Chastity wistfully turned back from watching Seichi avoid her again. The hurt look on her face changed as she glanced at Rod and Pete. The two looked uncomfortable, and it wasn’t because of her problems with Seichi. There was a loud voice coming from the control deck above.

 

“… I’ve only been gone four days! How could you have spent ten million dollars in four days!

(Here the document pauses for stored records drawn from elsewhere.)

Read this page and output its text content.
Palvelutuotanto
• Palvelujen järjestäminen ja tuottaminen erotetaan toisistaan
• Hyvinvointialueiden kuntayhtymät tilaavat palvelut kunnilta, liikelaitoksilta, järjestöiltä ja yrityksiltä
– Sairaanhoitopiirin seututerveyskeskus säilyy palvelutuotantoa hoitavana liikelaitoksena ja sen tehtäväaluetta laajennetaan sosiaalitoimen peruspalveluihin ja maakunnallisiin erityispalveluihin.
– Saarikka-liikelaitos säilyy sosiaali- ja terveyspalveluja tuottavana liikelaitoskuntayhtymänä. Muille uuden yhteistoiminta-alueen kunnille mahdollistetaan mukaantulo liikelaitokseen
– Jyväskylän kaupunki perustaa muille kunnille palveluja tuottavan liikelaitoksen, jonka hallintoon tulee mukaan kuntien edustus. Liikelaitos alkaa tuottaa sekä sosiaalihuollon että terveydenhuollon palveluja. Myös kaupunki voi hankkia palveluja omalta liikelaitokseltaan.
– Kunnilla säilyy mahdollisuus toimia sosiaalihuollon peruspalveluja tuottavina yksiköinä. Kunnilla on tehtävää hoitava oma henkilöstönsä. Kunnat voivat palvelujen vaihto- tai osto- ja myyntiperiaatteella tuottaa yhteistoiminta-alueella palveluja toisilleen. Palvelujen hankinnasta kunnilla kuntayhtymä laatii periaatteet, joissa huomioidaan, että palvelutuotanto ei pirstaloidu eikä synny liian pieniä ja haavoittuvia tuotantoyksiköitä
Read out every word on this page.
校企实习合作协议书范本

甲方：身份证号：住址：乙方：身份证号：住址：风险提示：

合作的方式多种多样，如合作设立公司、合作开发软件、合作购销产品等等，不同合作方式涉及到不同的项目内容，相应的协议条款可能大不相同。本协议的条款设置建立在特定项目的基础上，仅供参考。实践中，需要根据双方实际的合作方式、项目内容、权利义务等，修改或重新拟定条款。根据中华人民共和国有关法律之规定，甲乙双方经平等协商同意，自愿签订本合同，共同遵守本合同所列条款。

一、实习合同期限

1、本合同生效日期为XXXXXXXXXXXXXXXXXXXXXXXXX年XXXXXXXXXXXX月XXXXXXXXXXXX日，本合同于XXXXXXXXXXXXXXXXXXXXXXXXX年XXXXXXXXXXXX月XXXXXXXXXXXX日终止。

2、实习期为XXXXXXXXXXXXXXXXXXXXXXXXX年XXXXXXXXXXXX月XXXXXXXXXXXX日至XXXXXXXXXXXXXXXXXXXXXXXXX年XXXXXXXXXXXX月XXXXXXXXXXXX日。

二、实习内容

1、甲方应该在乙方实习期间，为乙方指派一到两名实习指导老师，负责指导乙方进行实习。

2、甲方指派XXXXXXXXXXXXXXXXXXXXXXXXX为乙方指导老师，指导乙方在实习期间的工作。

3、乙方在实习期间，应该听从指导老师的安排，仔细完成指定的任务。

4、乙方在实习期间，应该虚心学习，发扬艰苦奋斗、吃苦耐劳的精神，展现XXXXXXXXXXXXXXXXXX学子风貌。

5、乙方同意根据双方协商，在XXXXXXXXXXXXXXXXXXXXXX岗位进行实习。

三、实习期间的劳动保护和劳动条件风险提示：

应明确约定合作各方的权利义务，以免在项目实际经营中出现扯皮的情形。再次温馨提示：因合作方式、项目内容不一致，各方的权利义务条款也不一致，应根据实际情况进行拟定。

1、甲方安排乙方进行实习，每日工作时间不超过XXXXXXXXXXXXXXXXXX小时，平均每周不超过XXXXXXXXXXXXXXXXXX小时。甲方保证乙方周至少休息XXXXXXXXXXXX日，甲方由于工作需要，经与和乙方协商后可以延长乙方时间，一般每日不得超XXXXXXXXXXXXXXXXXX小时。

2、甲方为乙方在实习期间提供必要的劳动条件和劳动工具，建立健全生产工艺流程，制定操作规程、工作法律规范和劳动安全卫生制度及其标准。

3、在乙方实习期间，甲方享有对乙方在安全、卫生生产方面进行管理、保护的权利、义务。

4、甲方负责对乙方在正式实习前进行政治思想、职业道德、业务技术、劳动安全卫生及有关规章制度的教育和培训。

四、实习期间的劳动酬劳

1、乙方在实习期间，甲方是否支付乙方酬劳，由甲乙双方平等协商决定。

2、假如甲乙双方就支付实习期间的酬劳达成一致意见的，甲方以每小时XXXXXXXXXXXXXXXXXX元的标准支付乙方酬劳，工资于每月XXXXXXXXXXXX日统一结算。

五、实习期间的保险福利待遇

That’s my pay for a whole month!...”

 

“Dan had a call from his wife,” said Rod, “so we came down to give him some privacy.”

 

Dan tried to keep his voice down, but it still carried through the open grating from above.

 

“Pammy ...please don’t pout... Yes, I know I’m worth a billion dollars ... but they are only paying me ten million a month while I’m on the mission ... I get the rest when I return ...” There was a long pause. “... Yes, it was nice of you to think of me ... and I’m sure I will appreciate having a nice house on the Riviera ... but it
could
have waited until I got back ... Honey! Please don’t be mad ... I do
too
love you sweetums ... and I’ll tell you more about how much I love you once we get our habitats set up and I have some privacy. I hear someone coming ... Gotta go now ... Bye…” There was a heavy sigh.